Quiz Question: Notice that the probability preditions are the exact same for the 2nd and 3rd loans. Why would this happen?

Visualize the prediction on a tree

14a. Note that you should be able to look at the small tree (of depth 2), traverse it yourself, and visualize the prediction being made. Consider the following point in the sample_validation_data:

sample_validation_data[1]

If you have Graphviz, go ahead and re-visualize small_model here to do the traversing for this data point.

Quiz Question: Based on the visualized tree, what prediction would you make for this data point (according to small_model )? (If you don't have Graphviz, you can answer this quiz question by executing the next part.)

15. Now, verify your prediction by examining the prediction made using small_model.

Evaluating accuracy of the decision tree model

Recall that the accuracy is defined as follows:

$$\mbox{accuracy} = \dfrac{\mbox{# correctly classified data points}}{\mbox{# total data points}}$$

16. Evaluate the accuracy of small_model and decision_tree_model on the training data. (Hint: if you are using scikit-learn, you can use the .score() method)

Checkpoint: You should see that the small_model performs worse than the decision_tree_model on the training data.

17. Now, evaluate the accuracy of the small_model and decision_tree_model on the entire validation _data , not just the subsample considered above.

Quiz Question: What is the accuracy of decision_tree_model on the validation set, rounded to the nearest .01?

Evaluating accuracy of a complex decision tree model

Here, we will train a large decision tree with max_depth =10. This will allow the learned tree to become very deep, and result in a very complex model. Recall that in lecture, we prefer simpler models with similar predictive power. This will be an example of a more complicated model which has similar predictive power, i.e. something we don't want.

18. Using sklearn.tree.DecisionTreeClassifier , train a decision tree with maximum depth = 10. Call this model big_model .

19. Evaluate the accuracy of big_model on the training set and validation set.

Checkpoint : We should see that big_model has even better performance on the training set than decision_tree_model did on the training set.

Quiz Question: How does the performance of big_model on the validation set compare to decision_tree_model on the validation set? Is this a sign of overfitting?

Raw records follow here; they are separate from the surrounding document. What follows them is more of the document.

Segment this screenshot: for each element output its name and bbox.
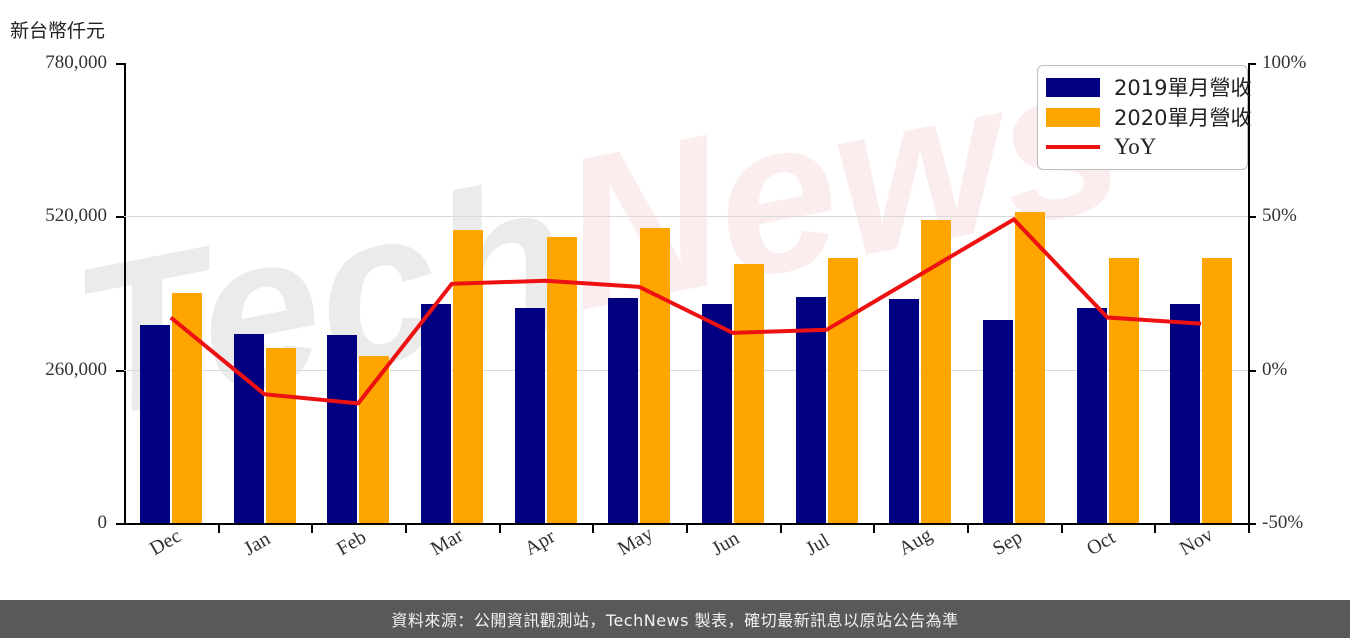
x-axis-tick-label: Jul <box>801 529 833 561</box>
left-axis-tick-label: 520,000 <box>45 205 107 227</box>
bar-2019 <box>139 325 170 523</box>
x-axis-tick-label: May <box>614 522 657 561</box>
left-axis-tick <box>116 63 124 65</box>
bar-2020 <box>733 263 764 523</box>
bar-2020 <box>265 347 296 523</box>
legend-item-yoy[interactable]: YoY <box>1046 132 1239 162</box>
bar-2020 <box>1202 257 1233 523</box>
y-axis-unit-label: 新台幣仟元 <box>10 20 106 42</box>
bar-2019 <box>420 303 451 523</box>
x-axis-tick-label: Oct <box>1082 526 1119 561</box>
bar-series-group <box>124 63 1248 523</box>
legend-label-2020: 2020單月營收 <box>1114 106 1252 130</box>
x-axis-tick <box>1248 523 1250 533</box>
legend-swatch-2019-icon <box>1046 77 1100 97</box>
gridline <box>124 216 1248 218</box>
legend-item-2019[interactable]: 2019單月營收 <box>1046 72 1251 102</box>
right-axis-line <box>1248 63 1250 523</box>
left-axis-tick <box>116 369 124 372</box>
x-axis-tick-label: Feb <box>333 526 371 561</box>
x-axis-tick-label: Jan <box>239 527 274 561</box>
legend-item-2020[interactable]: 2020單月營收 <box>1046 102 1251 132</box>
x-axis-tick-label: Apr <box>520 525 559 561</box>
right-axis-tick-label: 50% <box>1262 205 1297 227</box>
left-axis-tick <box>116 216 124 219</box>
bar-2019 <box>608 297 639 523</box>
bar-2019 <box>514 307 545 523</box>
bar-2019 <box>327 335 358 523</box>
x-axis-tick-label: Nov <box>1176 523 1217 561</box>
footer-source-text: 資料來源：公開資訊觀測站，TechNews 製表，確切最新訊息以原站公告為準 <box>391 611 959 630</box>
bar-2019 <box>701 303 732 523</box>
x-axis-tick <box>686 523 688 533</box>
plot-area <box>116 63 1256 533</box>
bar-2019 <box>889 298 920 523</box>
gridline <box>124 369 1248 371</box>
legend-swatch-yoy-icon <box>1046 145 1100 149</box>
bar-2019 <box>982 319 1013 523</box>
x-axis-tick-label: Aug <box>895 523 936 561</box>
legend-swatch-2020-icon <box>1046 107 1100 127</box>
legend-label-yoy: YoY <box>1114 134 1157 159</box>
x-axis-tick-label: Jun <box>707 527 743 561</box>
right-axis-tick <box>1248 369 1256 372</box>
x-axis-tick <box>779 523 782 533</box>
right-axis-tick <box>1248 63 1256 65</box>
x-axis-tick-label: Mar <box>426 524 467 561</box>
right-axis-tick-label: 100% <box>1262 52 1307 73</box>
bar-2020 <box>1014 211 1045 523</box>
x-axis-tick <box>498 523 501 533</box>
x-axis-tick <box>405 523 407 533</box>
x-axis-tick-label: Sep <box>988 526 1026 561</box>
x-axis-tick <box>311 523 314 533</box>
bar-2020 <box>452 229 483 523</box>
bar-2019 <box>795 297 826 523</box>
bar-2020 <box>1108 257 1139 523</box>
footer-bar: 資料來源：公開資訊觀測站，TechNews 製表，確切最新訊息以原站公告為準 <box>0 600 1350 638</box>
x-axis-tick <box>967 523 969 533</box>
left-axis-tick-label: 780,000 <box>45 52 107 73</box>
yoy-polyline <box>169 216 1202 406</box>
x-axis-tick <box>592 523 595 533</box>
yoy-line-series <box>169 216 1202 406</box>
x-axis-tick <box>873 523 876 533</box>
x-axis-tick-label: Dec <box>145 524 185 561</box>
bar-2020 <box>827 257 858 523</box>
x-axis-tick <box>1060 523 1063 533</box>
bar-2020 <box>640 228 671 523</box>
left-axis-tick-label: 260,000 <box>45 358 107 380</box>
left-axis-line <box>124 63 126 523</box>
legend-box: 2019單月營收 2020單月營收 YoY <box>1037 65 1251 170</box>
legend-label-2019: 2019單月營收 <box>1114 76 1252 100</box>
left-axis-tick <box>116 523 124 525</box>
right-axis-tick-label: 0% <box>1262 358 1288 380</box>
right-axis-tick <box>1248 523 1256 525</box>
left-axis-tick-label: 0 <box>97 512 108 533</box>
right-axis-tick-label: -50% <box>1262 512 1304 533</box>
bar-2019 <box>1076 307 1107 523</box>
bar-2019 <box>1170 303 1201 523</box>
x-axis-tick <box>217 523 220 533</box>
bar-2019 <box>233 334 264 523</box>
bar-2020 <box>546 236 577 523</box>
right-axis-tick <box>1248 216 1256 219</box>
x-axis-tick <box>1154 523 1157 533</box>
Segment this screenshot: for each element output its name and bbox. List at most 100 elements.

Quantifying the cost of mistakes

Every mistake the model makes costs money. In this section, we will try and quantify the cost each mistake made by the model. Assume the following:

Let's write code that can compute the cost of mistakes made by the model. Complete the following 4 steps:

  1. First, let us compute the predictions made by the model.

  2. Second, compute the number of false positives.

  3. Third, compute the number of false negatives.

  4. Finally, compute the cost of mistakes made by the model by adding up the costs of true positives and false positves.

Quiz Question : Let's assume that each mistake costs us money: a false negative costs $10,000, while a false positive positive costs $20,000. What is the total cost of mistakes made by decision_tree_model on validation_data?